Intel will also continue to produce its own form factor reference designs (FFRDs) for Ultrabooks and tablets, which will be where many of these employees will end up as well. As of late Intel has grown quite fond of its FFRD programs, allowing it a small taste of vertical integration (and the benefits that go along with it) without completely alienating its partners. This won't be a transfer of talent to work on smartphone FFRDs at this time however.

The group within Intel responsible for building reference designs that are used internally for testing as well as end up as the base for many 3rd party motherboards will not be impacted by this decision either. The reference board group will continue to operate and supply reference designs to Intel partners. This is good news as it means that you shouldn't see a reduction in quality of what's out there.

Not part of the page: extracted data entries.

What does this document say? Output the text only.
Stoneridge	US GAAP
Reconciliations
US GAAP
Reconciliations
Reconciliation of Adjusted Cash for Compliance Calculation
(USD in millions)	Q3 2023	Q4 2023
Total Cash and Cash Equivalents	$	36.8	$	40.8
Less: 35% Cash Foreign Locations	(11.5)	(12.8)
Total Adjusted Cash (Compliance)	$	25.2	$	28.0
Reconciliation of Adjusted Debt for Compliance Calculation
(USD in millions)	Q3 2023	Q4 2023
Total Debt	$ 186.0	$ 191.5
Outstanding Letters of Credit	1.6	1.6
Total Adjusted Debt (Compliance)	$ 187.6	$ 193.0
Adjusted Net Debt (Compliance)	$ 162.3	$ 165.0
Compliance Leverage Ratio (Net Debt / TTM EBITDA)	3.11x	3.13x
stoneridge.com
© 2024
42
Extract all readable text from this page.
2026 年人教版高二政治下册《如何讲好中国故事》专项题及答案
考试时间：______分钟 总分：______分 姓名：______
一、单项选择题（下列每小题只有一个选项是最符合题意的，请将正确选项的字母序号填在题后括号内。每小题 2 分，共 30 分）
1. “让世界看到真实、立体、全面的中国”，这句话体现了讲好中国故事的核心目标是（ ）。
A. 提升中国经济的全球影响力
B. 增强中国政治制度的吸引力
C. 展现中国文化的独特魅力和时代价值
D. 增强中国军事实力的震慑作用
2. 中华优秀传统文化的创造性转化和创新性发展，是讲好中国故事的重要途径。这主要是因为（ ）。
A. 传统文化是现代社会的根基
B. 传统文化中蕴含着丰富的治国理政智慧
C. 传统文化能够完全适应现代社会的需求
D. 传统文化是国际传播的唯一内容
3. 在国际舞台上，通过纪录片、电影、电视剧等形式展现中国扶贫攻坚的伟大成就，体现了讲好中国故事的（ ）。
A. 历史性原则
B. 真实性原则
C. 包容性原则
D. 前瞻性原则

It's not too tough to understand why Intel would want to wind down its desktop motherboard business. Intel has two options to keep Wall Street happy: ship tons of product with huge margins and/or generate additional profit (at forgiveably lower margins) that's not directly tied to the PC industry. The overwhelming majority of Intel's business is in the former group. The desktop motherboards division doesn't exactly fit within that category. Motherboards aren't good high margin products, which makes the fact that Intel kept its desktop board business around this long very impressive. Intel doesn't usually keep drains on margins around for too long (look how quickly Intel exited the de-emphasized its consumer SSD business).

The desktop motherboard business lasted so long as a way to ensure that Intel CPUs had a good, stable home (you can't sell CPUs if motherboard quality is questionable). While there was a need for Intel to build motherboards and reference designs 15 years ago, today what comes out of Taiwan is really quite good. Intel's constant integration of components onto the CPU and the resulting consolidation in the motherboard industry has helped ensure that board quality went up.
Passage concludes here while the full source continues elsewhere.